Interpretive Summary: Consumptions of poultry and its products have steadily increased in recent years. In order to meet the increasing demands for safe and high quality poultry products, there is a need for the development of objective and rapid inspection methods and devices. Scientists at the Food Safety Laboratory, ARS, USDA, have been developing various nondestructive sensing methodologies and technologies, as a rapid means to inspect agricultural commodities for its safety and quality with potential online applications at the processing plants. This paper reports the use of hyperspectral imagery and development of analytical methods for detection of skin tumor spots on the chicken carcasses. Algorithms using a combination of analytical methods were devised to improve the detection of skin tumors on chicken carcasses. This information is useful to the action agency such as Food Safety Inspection Services, USDA and poultry processing plants.

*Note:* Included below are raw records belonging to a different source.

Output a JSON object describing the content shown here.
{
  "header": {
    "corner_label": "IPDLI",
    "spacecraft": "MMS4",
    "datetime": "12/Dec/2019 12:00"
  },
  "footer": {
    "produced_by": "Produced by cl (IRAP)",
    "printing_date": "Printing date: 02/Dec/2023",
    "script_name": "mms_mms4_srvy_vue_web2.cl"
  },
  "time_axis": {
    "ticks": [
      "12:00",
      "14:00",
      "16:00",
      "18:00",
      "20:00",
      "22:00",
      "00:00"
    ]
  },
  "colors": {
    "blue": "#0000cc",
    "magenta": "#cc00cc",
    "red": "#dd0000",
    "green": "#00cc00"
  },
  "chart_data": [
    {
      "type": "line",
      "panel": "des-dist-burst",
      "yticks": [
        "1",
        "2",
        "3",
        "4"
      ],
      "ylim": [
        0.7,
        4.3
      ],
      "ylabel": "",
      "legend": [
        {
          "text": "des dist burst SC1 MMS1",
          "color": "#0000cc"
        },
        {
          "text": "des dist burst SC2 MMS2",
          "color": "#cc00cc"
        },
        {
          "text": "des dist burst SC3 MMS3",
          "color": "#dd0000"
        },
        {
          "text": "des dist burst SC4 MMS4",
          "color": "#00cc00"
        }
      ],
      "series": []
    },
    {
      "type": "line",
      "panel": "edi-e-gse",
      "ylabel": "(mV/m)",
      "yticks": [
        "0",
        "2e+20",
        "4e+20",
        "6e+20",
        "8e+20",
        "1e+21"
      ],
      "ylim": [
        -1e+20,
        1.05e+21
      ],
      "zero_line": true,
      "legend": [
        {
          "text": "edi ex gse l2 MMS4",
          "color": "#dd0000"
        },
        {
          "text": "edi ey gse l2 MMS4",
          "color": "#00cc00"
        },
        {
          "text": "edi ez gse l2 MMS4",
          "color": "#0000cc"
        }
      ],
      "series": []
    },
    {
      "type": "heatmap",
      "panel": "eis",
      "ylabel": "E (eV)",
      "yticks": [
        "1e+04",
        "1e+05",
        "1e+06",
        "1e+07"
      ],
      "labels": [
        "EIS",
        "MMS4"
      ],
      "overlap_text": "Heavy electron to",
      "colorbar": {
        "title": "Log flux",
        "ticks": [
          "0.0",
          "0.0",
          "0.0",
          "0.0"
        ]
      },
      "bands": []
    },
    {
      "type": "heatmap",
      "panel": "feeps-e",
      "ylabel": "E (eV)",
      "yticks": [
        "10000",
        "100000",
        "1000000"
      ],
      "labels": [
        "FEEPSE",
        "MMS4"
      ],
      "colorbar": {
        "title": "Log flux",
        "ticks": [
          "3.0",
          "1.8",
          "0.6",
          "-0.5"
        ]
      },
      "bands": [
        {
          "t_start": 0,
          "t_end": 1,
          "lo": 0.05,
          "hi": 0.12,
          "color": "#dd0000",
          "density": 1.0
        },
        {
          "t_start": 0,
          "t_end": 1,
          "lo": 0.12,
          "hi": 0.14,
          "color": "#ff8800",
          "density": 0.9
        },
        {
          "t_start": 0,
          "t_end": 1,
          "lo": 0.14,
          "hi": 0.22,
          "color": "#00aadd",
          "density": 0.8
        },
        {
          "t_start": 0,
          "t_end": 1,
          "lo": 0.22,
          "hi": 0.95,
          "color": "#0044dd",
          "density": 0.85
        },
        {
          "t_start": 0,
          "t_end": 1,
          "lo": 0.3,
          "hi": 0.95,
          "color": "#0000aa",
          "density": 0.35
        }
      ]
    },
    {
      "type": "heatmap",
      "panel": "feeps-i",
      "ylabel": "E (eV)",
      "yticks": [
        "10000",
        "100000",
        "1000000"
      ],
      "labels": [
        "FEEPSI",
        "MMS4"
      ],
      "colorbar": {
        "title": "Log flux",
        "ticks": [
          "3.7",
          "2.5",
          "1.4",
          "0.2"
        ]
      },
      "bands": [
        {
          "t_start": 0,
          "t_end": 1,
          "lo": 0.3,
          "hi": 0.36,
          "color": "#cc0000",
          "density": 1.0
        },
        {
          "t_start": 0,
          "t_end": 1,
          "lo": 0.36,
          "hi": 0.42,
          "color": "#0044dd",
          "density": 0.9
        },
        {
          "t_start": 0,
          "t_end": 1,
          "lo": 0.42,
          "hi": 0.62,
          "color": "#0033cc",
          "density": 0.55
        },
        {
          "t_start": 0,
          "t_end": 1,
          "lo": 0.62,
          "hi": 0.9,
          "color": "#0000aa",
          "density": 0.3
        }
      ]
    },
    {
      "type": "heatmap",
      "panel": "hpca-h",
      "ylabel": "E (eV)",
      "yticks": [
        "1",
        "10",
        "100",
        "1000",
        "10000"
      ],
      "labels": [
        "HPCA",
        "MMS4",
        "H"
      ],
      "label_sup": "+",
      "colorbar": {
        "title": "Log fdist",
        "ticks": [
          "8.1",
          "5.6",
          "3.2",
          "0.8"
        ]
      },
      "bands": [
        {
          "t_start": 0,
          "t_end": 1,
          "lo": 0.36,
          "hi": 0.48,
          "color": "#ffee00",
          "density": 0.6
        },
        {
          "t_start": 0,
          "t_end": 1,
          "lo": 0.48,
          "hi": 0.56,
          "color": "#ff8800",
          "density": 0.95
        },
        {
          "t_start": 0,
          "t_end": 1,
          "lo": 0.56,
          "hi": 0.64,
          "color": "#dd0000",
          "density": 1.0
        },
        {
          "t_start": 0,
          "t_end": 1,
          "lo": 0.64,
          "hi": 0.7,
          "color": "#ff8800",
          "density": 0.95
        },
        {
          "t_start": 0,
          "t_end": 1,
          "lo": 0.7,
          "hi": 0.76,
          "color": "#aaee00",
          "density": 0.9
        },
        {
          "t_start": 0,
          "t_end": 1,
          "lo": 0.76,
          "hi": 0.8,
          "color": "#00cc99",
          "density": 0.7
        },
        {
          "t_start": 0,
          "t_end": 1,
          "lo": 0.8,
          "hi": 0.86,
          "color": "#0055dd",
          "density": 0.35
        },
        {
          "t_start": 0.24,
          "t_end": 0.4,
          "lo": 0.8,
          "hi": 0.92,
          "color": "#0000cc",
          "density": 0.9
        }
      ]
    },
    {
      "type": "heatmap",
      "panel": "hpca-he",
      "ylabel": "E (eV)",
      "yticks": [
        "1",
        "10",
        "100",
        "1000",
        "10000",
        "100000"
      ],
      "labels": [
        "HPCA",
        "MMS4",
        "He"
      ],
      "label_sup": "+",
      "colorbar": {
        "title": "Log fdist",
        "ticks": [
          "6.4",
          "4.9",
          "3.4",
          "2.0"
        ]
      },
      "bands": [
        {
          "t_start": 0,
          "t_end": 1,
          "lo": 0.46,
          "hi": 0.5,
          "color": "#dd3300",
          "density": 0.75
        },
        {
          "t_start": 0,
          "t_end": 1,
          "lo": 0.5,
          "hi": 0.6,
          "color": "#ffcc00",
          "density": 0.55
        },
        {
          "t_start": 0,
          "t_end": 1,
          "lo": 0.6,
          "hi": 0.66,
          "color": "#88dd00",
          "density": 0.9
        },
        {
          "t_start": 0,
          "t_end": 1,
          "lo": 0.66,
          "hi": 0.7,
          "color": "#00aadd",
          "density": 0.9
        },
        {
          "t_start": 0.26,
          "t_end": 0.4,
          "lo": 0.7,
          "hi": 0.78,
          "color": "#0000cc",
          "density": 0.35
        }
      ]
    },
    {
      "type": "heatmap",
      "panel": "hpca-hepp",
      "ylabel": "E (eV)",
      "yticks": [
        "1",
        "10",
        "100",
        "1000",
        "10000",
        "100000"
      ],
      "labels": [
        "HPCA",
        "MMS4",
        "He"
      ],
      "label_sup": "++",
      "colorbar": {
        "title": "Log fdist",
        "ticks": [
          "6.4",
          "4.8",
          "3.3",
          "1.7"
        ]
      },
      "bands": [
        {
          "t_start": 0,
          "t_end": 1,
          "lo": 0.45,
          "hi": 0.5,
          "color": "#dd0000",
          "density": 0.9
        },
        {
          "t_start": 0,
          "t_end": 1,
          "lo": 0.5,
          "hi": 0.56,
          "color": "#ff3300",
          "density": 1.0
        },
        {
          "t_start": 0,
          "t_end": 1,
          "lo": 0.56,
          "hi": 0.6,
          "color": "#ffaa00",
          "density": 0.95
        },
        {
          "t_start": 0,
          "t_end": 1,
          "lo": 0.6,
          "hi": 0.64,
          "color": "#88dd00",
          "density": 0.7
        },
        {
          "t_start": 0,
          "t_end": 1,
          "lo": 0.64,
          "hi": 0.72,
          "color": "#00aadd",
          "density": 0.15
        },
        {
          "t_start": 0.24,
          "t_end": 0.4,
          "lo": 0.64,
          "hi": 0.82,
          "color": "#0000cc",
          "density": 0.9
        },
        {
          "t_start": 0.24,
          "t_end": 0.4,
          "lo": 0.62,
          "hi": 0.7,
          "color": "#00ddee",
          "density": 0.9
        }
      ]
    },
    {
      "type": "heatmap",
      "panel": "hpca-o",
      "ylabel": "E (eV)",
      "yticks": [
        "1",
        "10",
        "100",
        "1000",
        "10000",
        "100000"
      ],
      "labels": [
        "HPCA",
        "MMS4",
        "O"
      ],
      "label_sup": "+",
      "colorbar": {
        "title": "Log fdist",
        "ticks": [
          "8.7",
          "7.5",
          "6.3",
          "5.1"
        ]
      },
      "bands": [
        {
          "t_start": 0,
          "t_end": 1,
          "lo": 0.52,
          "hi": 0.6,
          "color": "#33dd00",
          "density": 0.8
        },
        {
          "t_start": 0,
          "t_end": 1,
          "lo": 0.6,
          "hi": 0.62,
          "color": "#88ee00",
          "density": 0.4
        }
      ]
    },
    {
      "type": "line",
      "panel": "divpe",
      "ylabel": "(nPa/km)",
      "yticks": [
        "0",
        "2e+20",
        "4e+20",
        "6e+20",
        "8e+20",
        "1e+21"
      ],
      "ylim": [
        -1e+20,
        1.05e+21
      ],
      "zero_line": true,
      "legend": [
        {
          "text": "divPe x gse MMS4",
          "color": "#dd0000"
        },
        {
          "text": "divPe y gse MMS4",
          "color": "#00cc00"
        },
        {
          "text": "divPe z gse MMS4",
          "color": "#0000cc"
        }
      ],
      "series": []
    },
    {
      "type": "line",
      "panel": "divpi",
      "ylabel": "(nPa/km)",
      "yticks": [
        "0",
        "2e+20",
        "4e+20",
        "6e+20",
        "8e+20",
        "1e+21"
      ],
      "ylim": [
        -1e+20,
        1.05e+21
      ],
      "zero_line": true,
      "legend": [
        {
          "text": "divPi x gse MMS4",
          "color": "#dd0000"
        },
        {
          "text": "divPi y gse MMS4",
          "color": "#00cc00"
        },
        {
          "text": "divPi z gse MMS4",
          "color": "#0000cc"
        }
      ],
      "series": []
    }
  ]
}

Technical Abstract: This paper presents a new method for detecting poultry skin tumors in hyperspectral reflectance images. We employ the principal component analysis (PCA), discrete wavelet transform (DWT), and kernel discriminant analysis (KDA) to extract the independent feature sets in hyperspectral reflectance image data. These features are individually classified by a linear classifier and their classification results are combined using product rule. The final classification result based on the proposed method shows the better performance in detecting tumors compared with previous works.